Nearly half a million underprivileged Filipino families received much-needed rations of rice through a multi-million peso feeding program instituted by the Arroyo administration in the country’s daycare centers during the height of the global economic crisis last year, the National Anti-Poverty Commission (NAPC) announced recently.
NAPC Secretary Domingo F. Panganiban said the government distributed a total of 32.6 million kilograms of rice, worth around P652 million based on the cost estimates of the National Food Authority (NFA), to the families of some 496,704 pre-school children in state-run daycare centers during the 2008 to first half 2009 school year as part of the Food for School Program (FSP) under President Arroyo’s Accelerated Hunger Mitigation Program (AHMP).
“The Department of Social Welfare and Development (DSWD), led by Secretary Esperanza Cabral, distributed the rice through 13,764 daycare centers in 496 cities and municipalities nationwide,” Panganiban said.
NAPC Assistant Secretary Dolores de Quiros Castillo, AHMP focal person said the program was in step with the government’s aggressive implementation of the poverty alleviation and anti-hunger efforts in the pursuit of achieving the millennium development goals related to poverty reduction and education.
“All the municipalities and cities served under the DSWD’s 2008 to 2009 feeding program were located within Metro Manila and the 10 priority provinces which registered the highest levels of hunger in the Family Income and Expenditure Survey (FIES) as reported by the National Statistical Coordination Board (NSCB) in 2003,” Panganiban said.

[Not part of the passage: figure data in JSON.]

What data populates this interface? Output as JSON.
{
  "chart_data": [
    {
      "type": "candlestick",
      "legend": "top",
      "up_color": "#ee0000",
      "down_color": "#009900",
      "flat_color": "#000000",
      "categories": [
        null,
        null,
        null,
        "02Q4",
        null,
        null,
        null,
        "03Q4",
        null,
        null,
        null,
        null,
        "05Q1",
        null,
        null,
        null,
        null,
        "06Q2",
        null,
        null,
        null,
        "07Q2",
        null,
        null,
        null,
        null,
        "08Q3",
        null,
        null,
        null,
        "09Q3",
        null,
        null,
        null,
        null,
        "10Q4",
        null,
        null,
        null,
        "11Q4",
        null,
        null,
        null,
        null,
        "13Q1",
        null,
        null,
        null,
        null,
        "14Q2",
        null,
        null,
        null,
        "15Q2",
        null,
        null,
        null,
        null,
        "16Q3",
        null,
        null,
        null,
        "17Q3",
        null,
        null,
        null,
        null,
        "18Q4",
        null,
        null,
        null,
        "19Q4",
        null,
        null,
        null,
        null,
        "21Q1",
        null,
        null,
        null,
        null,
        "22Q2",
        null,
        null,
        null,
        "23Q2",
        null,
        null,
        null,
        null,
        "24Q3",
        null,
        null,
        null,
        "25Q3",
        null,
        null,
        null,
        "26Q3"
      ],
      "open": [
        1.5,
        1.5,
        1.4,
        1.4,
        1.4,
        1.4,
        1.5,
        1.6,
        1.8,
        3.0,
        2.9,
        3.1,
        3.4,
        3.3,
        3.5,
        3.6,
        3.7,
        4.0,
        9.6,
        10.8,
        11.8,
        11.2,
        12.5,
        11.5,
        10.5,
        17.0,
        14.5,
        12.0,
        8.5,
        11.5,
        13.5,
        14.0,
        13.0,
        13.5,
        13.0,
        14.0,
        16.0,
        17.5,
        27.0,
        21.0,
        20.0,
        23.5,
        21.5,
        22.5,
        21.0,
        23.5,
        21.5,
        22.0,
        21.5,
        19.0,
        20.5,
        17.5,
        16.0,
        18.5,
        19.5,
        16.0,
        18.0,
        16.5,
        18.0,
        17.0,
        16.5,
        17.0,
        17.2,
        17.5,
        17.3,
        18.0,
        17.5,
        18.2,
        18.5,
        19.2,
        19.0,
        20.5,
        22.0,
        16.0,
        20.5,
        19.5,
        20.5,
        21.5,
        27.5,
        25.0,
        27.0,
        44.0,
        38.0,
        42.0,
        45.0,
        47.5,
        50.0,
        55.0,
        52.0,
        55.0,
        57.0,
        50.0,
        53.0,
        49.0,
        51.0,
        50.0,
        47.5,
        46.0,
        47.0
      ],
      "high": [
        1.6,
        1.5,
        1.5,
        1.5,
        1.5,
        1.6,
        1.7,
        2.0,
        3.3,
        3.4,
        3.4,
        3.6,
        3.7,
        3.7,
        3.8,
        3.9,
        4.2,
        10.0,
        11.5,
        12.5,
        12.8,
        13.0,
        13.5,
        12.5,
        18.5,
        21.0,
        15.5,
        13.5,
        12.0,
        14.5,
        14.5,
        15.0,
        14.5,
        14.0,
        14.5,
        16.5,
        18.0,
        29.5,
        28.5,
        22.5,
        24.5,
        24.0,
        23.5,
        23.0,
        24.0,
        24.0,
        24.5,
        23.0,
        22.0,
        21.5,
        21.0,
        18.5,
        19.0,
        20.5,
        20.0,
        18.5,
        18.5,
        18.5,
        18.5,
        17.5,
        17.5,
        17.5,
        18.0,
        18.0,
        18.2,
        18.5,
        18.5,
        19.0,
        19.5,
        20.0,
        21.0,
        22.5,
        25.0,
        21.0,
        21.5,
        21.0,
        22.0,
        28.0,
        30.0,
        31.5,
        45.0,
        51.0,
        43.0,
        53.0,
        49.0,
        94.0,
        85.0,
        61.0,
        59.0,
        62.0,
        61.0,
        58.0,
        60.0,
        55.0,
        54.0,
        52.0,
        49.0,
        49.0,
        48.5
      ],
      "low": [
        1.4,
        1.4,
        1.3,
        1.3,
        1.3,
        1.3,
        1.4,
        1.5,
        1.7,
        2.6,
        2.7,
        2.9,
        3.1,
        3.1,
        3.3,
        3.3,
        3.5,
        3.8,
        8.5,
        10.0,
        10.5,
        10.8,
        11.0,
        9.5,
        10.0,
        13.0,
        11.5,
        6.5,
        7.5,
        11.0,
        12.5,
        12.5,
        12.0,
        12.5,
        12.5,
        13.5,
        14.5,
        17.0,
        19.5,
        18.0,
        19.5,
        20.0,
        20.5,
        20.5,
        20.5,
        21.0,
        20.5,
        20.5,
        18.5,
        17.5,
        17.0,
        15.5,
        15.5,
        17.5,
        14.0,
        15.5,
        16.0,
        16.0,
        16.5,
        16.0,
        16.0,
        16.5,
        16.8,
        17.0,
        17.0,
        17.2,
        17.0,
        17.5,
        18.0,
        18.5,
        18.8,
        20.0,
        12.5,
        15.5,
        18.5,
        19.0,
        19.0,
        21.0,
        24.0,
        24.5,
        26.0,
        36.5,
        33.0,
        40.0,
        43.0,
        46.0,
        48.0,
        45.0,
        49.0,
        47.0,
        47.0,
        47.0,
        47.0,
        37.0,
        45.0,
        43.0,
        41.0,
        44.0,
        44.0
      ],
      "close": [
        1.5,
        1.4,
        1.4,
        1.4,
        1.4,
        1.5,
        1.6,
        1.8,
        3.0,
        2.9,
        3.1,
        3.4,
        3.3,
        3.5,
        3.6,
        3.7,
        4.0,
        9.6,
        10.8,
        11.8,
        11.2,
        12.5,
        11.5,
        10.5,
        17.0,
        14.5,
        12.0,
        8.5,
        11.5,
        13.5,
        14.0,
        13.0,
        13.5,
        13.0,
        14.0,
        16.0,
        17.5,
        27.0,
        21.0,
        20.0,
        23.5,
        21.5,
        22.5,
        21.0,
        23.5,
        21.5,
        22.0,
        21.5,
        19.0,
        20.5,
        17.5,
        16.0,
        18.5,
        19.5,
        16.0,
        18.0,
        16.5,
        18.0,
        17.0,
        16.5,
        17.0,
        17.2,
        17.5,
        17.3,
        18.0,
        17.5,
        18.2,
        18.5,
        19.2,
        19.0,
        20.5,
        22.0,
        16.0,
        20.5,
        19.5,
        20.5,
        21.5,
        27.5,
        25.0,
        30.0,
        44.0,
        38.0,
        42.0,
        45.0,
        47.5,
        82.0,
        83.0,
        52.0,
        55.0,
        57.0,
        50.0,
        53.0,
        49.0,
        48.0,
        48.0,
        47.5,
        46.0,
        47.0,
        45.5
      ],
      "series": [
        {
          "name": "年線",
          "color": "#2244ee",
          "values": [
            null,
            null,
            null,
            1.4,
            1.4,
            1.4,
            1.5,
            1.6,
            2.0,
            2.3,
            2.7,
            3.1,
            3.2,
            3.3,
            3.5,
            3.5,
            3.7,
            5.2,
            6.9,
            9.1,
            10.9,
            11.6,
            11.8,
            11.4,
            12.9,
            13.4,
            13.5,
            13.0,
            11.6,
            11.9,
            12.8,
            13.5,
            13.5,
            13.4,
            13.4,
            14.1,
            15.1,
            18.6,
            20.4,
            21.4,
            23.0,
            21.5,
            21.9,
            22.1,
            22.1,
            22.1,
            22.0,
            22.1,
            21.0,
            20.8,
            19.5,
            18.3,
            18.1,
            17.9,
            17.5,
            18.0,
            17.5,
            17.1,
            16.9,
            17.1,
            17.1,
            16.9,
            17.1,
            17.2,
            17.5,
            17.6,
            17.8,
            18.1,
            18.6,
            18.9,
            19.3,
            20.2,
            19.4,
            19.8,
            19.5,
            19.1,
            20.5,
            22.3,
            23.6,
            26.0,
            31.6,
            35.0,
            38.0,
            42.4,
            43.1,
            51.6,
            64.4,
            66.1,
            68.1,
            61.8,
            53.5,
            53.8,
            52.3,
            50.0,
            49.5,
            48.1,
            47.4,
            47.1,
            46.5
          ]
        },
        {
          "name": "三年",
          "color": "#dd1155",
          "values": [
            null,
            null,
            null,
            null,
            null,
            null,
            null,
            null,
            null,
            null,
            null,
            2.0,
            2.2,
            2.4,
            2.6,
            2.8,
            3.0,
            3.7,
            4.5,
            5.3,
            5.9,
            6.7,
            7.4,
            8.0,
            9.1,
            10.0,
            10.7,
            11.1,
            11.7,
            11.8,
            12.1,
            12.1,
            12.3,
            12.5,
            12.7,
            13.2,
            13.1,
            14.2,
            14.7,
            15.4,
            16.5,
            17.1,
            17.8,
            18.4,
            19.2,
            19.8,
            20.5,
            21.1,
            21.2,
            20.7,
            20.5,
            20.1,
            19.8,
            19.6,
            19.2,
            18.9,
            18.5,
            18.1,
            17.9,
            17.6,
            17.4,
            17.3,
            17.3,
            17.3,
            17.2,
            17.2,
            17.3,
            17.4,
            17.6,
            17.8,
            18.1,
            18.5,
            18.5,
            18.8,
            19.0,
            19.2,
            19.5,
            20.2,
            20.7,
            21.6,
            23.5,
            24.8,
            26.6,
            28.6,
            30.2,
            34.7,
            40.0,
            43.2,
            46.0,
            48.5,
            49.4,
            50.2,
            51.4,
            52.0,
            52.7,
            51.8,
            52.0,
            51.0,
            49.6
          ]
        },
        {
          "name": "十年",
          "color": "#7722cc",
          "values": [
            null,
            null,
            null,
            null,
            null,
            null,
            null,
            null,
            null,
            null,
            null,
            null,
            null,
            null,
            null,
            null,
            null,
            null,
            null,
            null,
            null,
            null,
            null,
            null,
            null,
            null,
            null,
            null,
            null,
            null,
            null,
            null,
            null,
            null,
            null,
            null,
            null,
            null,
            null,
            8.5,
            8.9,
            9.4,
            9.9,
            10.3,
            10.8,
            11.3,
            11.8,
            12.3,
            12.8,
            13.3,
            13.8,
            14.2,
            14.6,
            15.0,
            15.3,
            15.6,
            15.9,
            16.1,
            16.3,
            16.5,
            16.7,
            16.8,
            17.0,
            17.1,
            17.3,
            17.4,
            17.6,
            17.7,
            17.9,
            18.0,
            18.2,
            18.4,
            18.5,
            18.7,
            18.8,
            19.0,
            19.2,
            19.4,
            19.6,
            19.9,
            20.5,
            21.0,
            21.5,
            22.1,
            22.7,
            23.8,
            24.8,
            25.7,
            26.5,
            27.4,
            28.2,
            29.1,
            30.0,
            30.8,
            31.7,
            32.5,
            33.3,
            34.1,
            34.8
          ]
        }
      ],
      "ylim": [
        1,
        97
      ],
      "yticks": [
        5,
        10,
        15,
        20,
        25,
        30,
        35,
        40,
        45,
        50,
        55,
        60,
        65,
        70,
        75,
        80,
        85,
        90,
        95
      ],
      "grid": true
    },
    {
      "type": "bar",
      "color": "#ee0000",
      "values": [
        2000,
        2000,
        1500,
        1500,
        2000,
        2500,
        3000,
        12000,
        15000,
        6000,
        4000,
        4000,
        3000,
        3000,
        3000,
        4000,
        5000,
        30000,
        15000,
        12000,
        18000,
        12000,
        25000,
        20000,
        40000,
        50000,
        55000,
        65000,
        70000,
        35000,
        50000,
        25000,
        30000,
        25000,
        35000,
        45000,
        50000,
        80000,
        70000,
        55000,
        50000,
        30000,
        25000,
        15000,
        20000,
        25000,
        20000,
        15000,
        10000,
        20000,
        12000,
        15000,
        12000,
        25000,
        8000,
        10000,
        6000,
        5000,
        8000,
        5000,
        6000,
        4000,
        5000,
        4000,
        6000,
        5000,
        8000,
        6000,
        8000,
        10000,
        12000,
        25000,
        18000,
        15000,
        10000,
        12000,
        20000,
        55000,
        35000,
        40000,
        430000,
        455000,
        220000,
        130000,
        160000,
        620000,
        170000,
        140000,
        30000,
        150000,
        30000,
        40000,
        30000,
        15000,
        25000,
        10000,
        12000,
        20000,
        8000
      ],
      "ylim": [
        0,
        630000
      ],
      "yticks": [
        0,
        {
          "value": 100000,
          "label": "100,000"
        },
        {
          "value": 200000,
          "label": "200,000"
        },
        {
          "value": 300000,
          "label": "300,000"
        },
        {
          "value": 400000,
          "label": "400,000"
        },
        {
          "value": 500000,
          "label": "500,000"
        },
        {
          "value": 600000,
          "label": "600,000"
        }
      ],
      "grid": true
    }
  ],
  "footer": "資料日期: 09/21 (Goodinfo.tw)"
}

The NAPC chief said most of the beneficiary families were located in Luzon. “Some 245,642 families in Luzon benefited from this AHMP priority program,” Panganiban said.
He said 94,698 families in the Visayas also received rations of rice under the nationwide anti-hunger effort as did another 156,364 beneficiary families in some of the poorest provinces of Mindanao.
“The National Nutrition Council (NNC), which oversees the AHMP, is now closely tracking the progress of the government’s continuing feeding programs as these are an important component of the President’s overall social reform agenda,” Panganiban added.
The 10 provinces which registered the highest number of food poor families in 2003 are Zamboanga del Norte, Masbate, Maguindanao, Agusan del Sur, Surigao del Norte, Mountain Province, Lanao del Norte, Camarines Norte, Sarangani, and Zamboanga Sibugay. A recent study conducted by the NNC meanwhile found that 49 of the country’s 81 provinces are food insecure.